There are no ramps between the start of the Gardiner and Jarvis. Being from Corktown (right?), where do you get on the highway? And what do you use the Eastern section for?
Anecdotals aren't worth much, sure, but I'd sure like to hear some arguments from people who rely on that Eastern section.
Errands in the morning often take me into the core before I head back east and then north (I work at Eg/Warden), and on the way home I stay on the DVP to the Gardiner to get to the gym (Adelaide Club).
I also appreciate that it takes all the traffic that would otherwise be running 30 feet away from me on the Richmond and Adelaide overpasses - something you think residents ought to accept on behalf of non-existent residents of other neighbs.
The widening and re-working of the Lake Shore would be for aesthetic reasons, as well. When this plan was intro'ed, they talked about losing two minutes in traffic time along the eastern section. That's more than acceptable. Five minutes would be acceptable.
The widening and reworking is for capacity reasons, but they'll also (in theory, though we know how it works in practice) beautify the roadway as well. The Aesthetic statement here is taking the Gardiner down, not replacing it with a super-designed road. If you're curious about what we're going to end up with, check out the Eastern section of the Lake Shore at Carlaw. Beautiuous.
Even 5 Minutes is a pipe-dream. The light cycles as they exist now add more than 5 minutes to your travel time versus taking the Gardiner. Each intersection can be 3-4 minutes on its own. Add more traffic to that mix, but only an extra lane, and I don't see how you're going to keep the flow you have even now.
Are you exaggerating? Why would they need to build a "highway over people's homes" to rework the Richmond & Adelaide ramps? If the plan is contingent on that, then I'd find it hard to support.
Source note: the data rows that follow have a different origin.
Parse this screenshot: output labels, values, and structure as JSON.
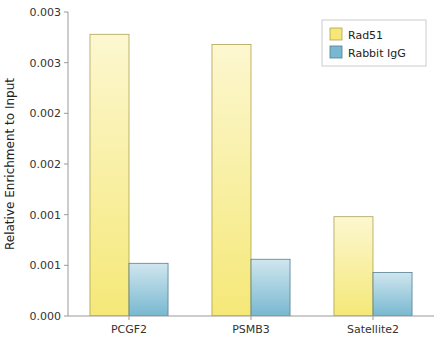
{
  "chart_data": {
    "type": "bar",
    "y_label": "Relative Enrichment to Input",
    "categories": [
      "PCGF2",
      "PSMB3",
      "Satellite2"
    ],
    "series": [
      {
        "name": "Rad51",
        "color": "#F5E878",
        "values": [
          0.00278,
          0.00268,
          0.00098
        ]
      },
      {
        "name": "Rabbit IgG",
        "color": "#78B8D0",
        "values": [
          0.00052,
          0.00056,
          0.00043
        ]
      }
    ],
    "ylim": [
      0,
      0.003
    ],
    "yticks": [
      {
        "value": 0.0,
        "label": "0.000"
      },
      {
        "value": 0.0005,
        "label": "0.001"
      },
      {
        "value": 0.001,
        "label": "0.001"
      },
      {
        "value": 0.0015,
        "label": "0.002"
      },
      {
        "value": 0.002,
        "label": "0.002"
      },
      {
        "value": 0.0025,
        "label": "0.003"
      },
      {
        "value": 0.003,
        "label": "0.003"
      }
    ],
    "grid": false,
    "legend": "upper right"
  }
}
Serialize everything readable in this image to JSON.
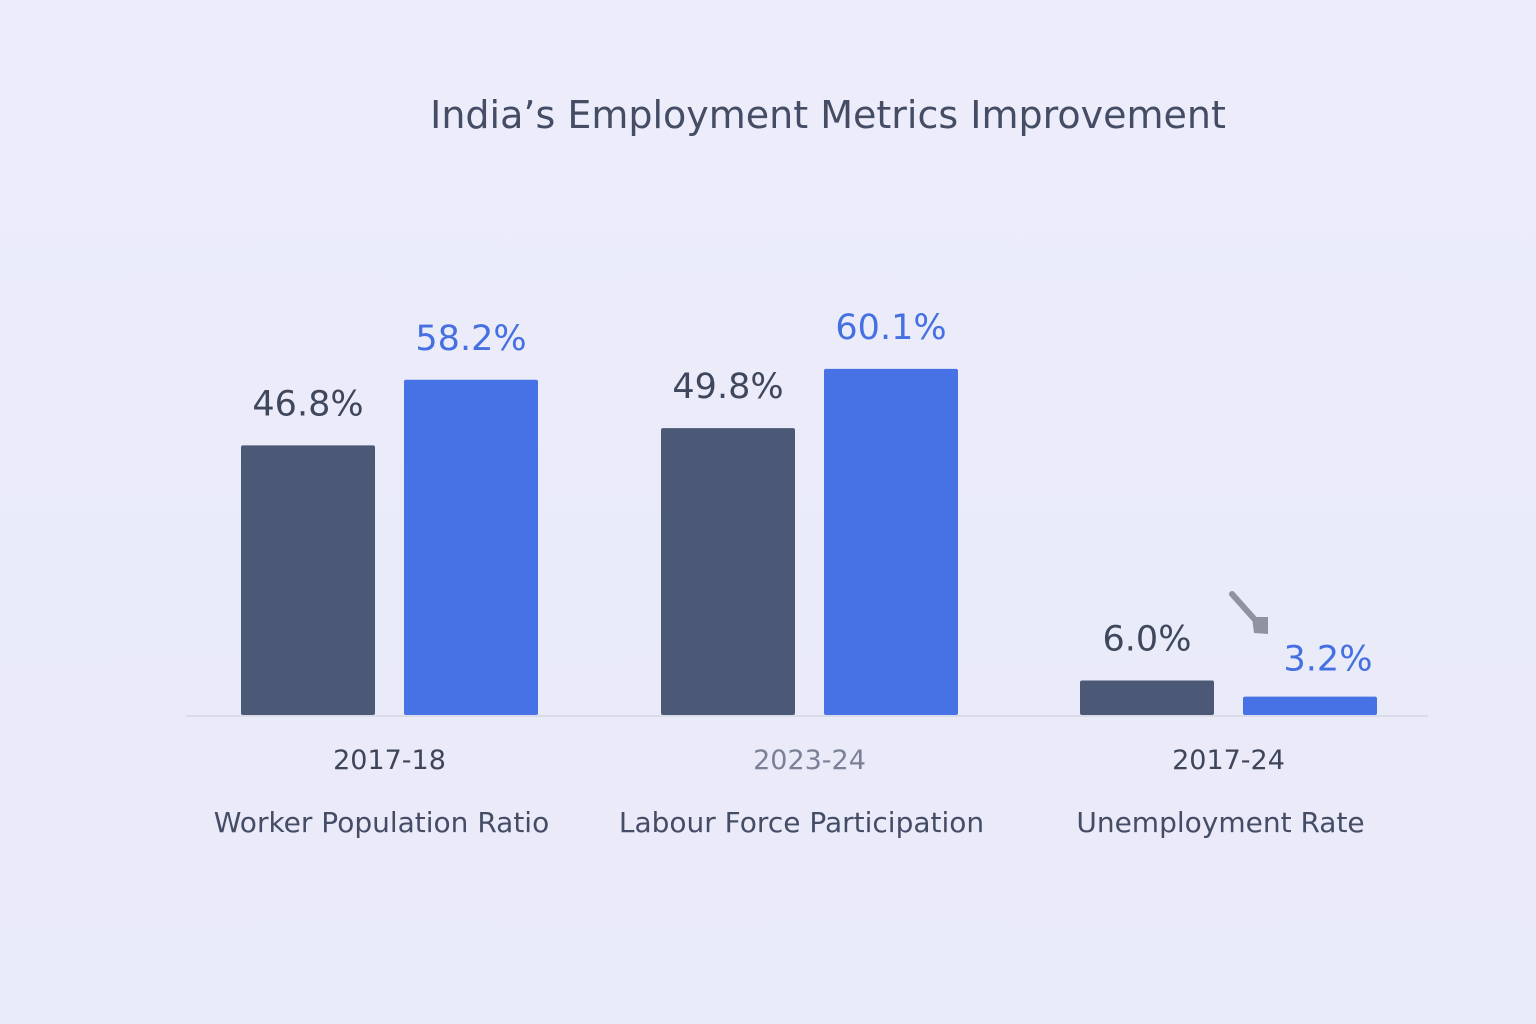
{
  "chart_data": {
    "type": "bar",
    "title": "India’s Employment Metrics Improvement",
    "categories": [
      "Worker Population Ratio",
      "Labour Force Participation",
      "Unemployment Rate"
    ],
    "period_labels": [
      "2017-18",
      "2023-24",
      "2017-24"
    ],
    "series": [
      {
        "name": "2017-18",
        "values": [
          46.8,
          49.8,
          6.0
        ],
        "labels": [
          "46.8%",
          "49.8%",
          "6.0%"
        ]
      },
      {
        "name": "2023-24",
        "values": [
          58.2,
          60.1,
          3.2
        ],
        "labels": [
          "58.2%",
          "60.1%",
          "3.2%"
        ]
      }
    ],
    "xlabel": "",
    "ylabel": "",
    "ylim": [
      0,
      70
    ],
    "grid": false,
    "legend": "none"
  },
  "colors": {
    "series_dark": "#4b5876",
    "series_blue": "#4672e6",
    "label_dark": "#3f475d",
    "label_blue": "#4570e2",
    "period_dark": "#3e4559",
    "period_muted": "#7a8196",
    "baseline": "#d9dbe8",
    "arrow": "#8f939f"
  },
  "annotations": {
    "unemployment_arrow_icon": "down-arrow-icon"
  }
}
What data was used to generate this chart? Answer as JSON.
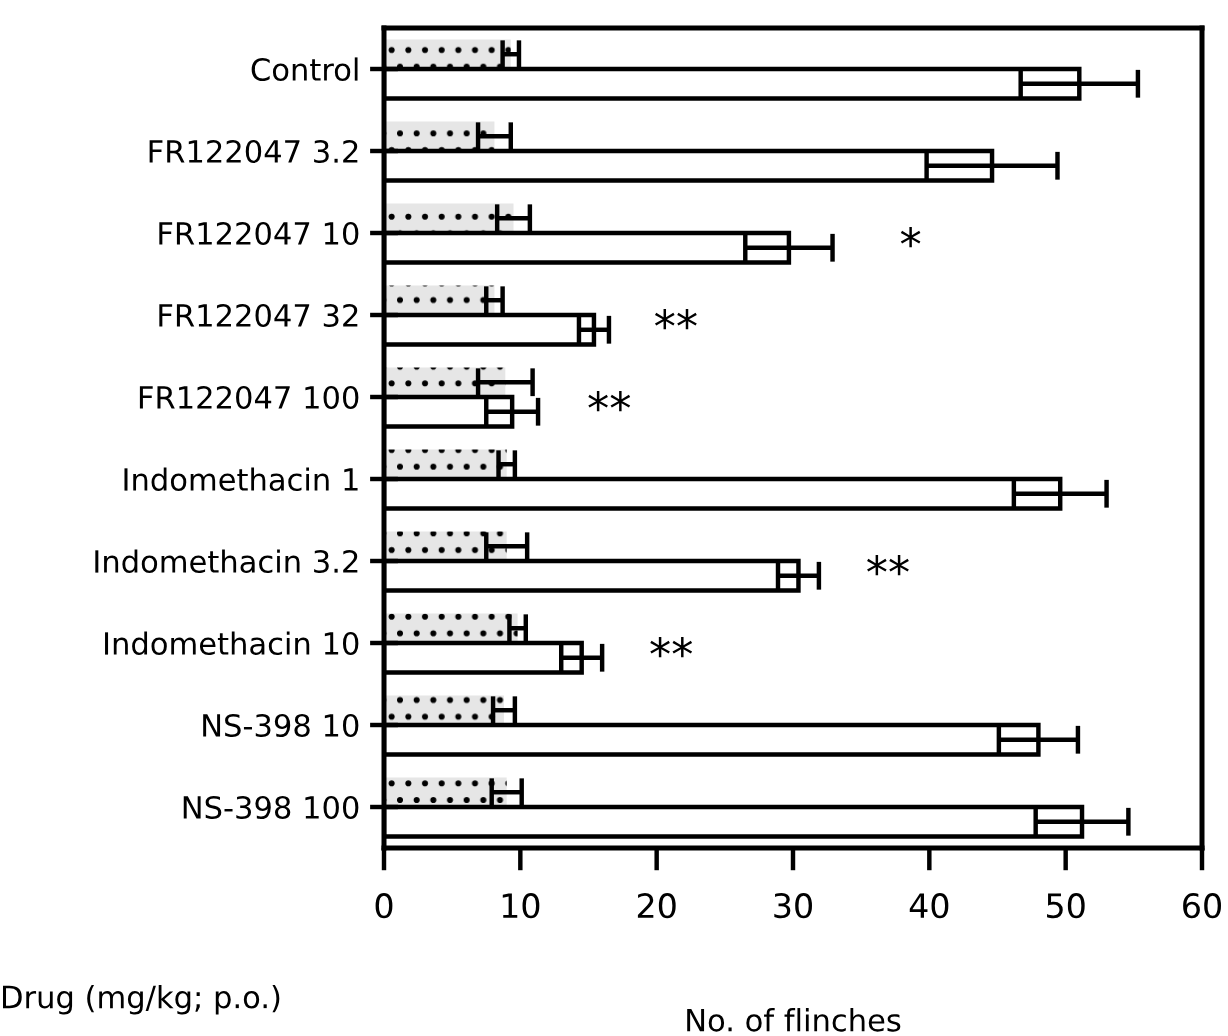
{
  "chart_data": {
    "type": "bar",
    "orientation": "horizontal",
    "xlabel": "No. of flinches",
    "ylabel": "Drug (mg/kg; p.o.)",
    "categories": [
      "Control",
      "FR122047 3.2",
      "FR122047 10",
      "FR122047 32",
      "FR122047 100",
      "Indomethacin 1",
      "Indomethacin 3.2",
      "Indomethacin 10",
      "NS-398 10",
      "NS-398 100"
    ],
    "series": [
      {
        "color": "#e6e6e6",
        "values": [
          9.3,
          8.1,
          9.5,
          8.1,
          8.9,
          9.0,
          9.0,
          9.8,
          8.8,
          9.0
        ],
        "errors": [
          0.6,
          1.2,
          1.2,
          0.6,
          2.0,
          0.6,
          1.5,
          0.6,
          0.8,
          1.1
        ]
      },
      {
        "color": "#ffffff",
        "values": [
          51.0,
          44.6,
          29.7,
          15.4,
          9.4,
          49.6,
          30.4,
          14.5,
          48.0,
          51.2
        ],
        "errors": [
          4.3,
          4.8,
          3.2,
          1.1,
          1.9,
          3.4,
          1.5,
          1.5,
          2.9,
          3.4
        ]
      }
    ],
    "xlim": [
      0,
      60
    ],
    "xticks": [
      0,
      10,
      20,
      30,
      40,
      50,
      60
    ],
    "grid": false,
    "legend": false,
    "annotations": [
      {
        "text": "*",
        "x": 29.7,
        "y": "FR122047 10"
      },
      {
        "text": "**",
        "x": 15.4,
        "y": "FR122047 32"
      },
      {
        "text": "**",
        "x": 9.4,
        "y": "FR122047 100"
      },
      {
        "text": "**",
        "x": 30.4,
        "y": "Indomethacin 3.2"
      },
      {
        "text": "**",
        "x": 14.5,
        "y": "Indomethacin 10"
      }
    ]
  }
}
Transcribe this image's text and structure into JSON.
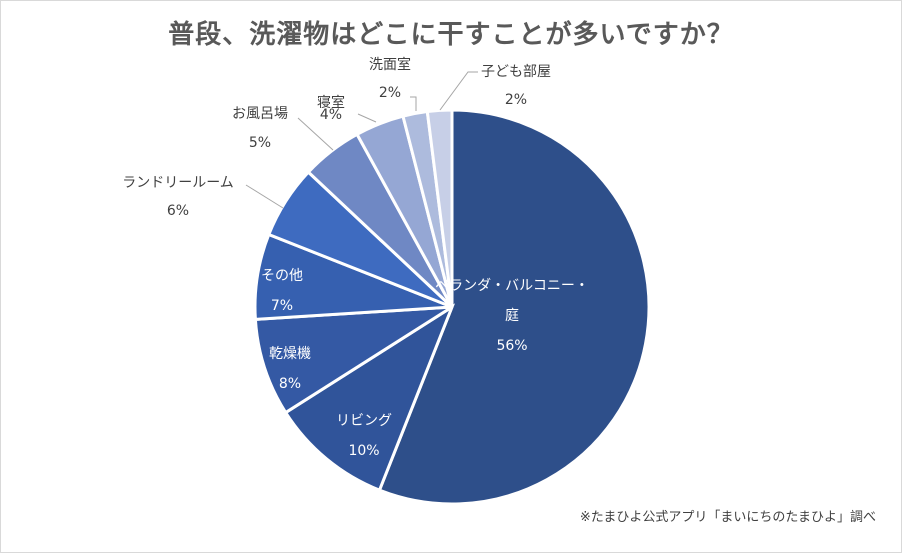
{
  "chart_data": {
    "type": "pie",
    "title": "普段、洗濯物はどこに干すことが多いですか？",
    "source_note": "※たまひよ公式アプリ「まいにちのたまひよ」調べ",
    "start": "top",
    "direction": "clockwise",
    "slices": [
      {
        "label": "ベランダ・バルコニー・庭",
        "label_lines": [
          "ベランダ・バルコニー・",
          "庭"
        ],
        "value": 56,
        "value_label": "56%",
        "color": "#2e4f8a",
        "label_inside": true
      },
      {
        "label": "リビング",
        "label_lines": [
          "リビング"
        ],
        "value": 10,
        "value_label": "10%",
        "color": "#30549a",
        "label_inside": true
      },
      {
        "label": "乾燥機",
        "label_lines": [
          "乾燥機"
        ],
        "value": 8,
        "value_label": "8%",
        "color": "#3459a4",
        "label_inside": true
      },
      {
        "label": "その他",
        "label_lines": [
          "その他"
        ],
        "value": 7,
        "value_label": "7%",
        "color": "#3660b0",
        "label_inside": true
      },
      {
        "label": "ランドリールーム",
        "label_lines": [
          "ランドリールーム"
        ],
        "value": 6,
        "value_label": "6%",
        "color": "#3e6bc0",
        "label_inside": false
      },
      {
        "label": "お風呂場",
        "label_lines": [
          "お風呂場"
        ],
        "value": 5,
        "value_label": "5%",
        "color": "#6f88c4",
        "label_inside": false
      },
      {
        "label": "寝室",
        "label_lines": [
          "寝室"
        ],
        "value": 4,
        "value_label": "4%",
        "color": "#95a7d4",
        "label_inside": false
      },
      {
        "label": "洗面室",
        "label_lines": [
          "洗面室"
        ],
        "value": 2,
        "value_label": "2%",
        "color": "#adbbdd",
        "label_inside": false
      },
      {
        "label": "子ども部屋",
        "label_lines": [
          "子ども部屋"
        ],
        "value": 2,
        "value_label": "2%",
        "color": "#c7cfe7",
        "label_inside": false
      }
    ],
    "legend": "none"
  }
}
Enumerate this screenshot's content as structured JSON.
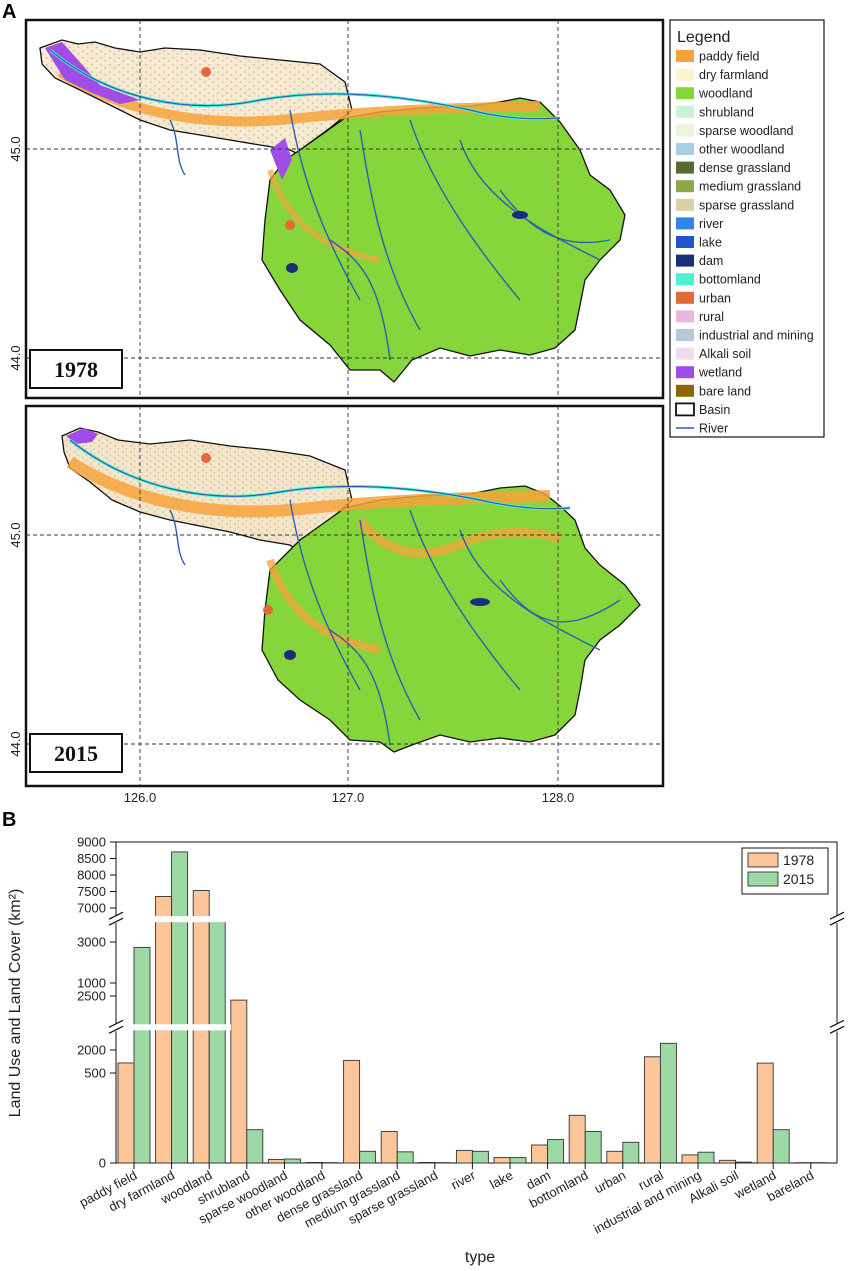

The Richmond ramp is a single lane. More traffic flows past it than takes it. If you end the highway there, all traffic will now take it. Good luck with that single lane.
So, you'll need to widen Richmond, right? Richmond threads between people's homes, closer even than the Gardiner gets to things. How are you going to add capacity to that? How can you justify adding extra traffic volume like that to an existing neighbourhood when the sole purpose behind it is to favour neighbourhoods that don't even exist? It boggles the mind.
Most of the DVP traffic terminates at Bloor or Richmond already.
No it doesn't. If you drove on the DVP in these sections you would very clearly see that.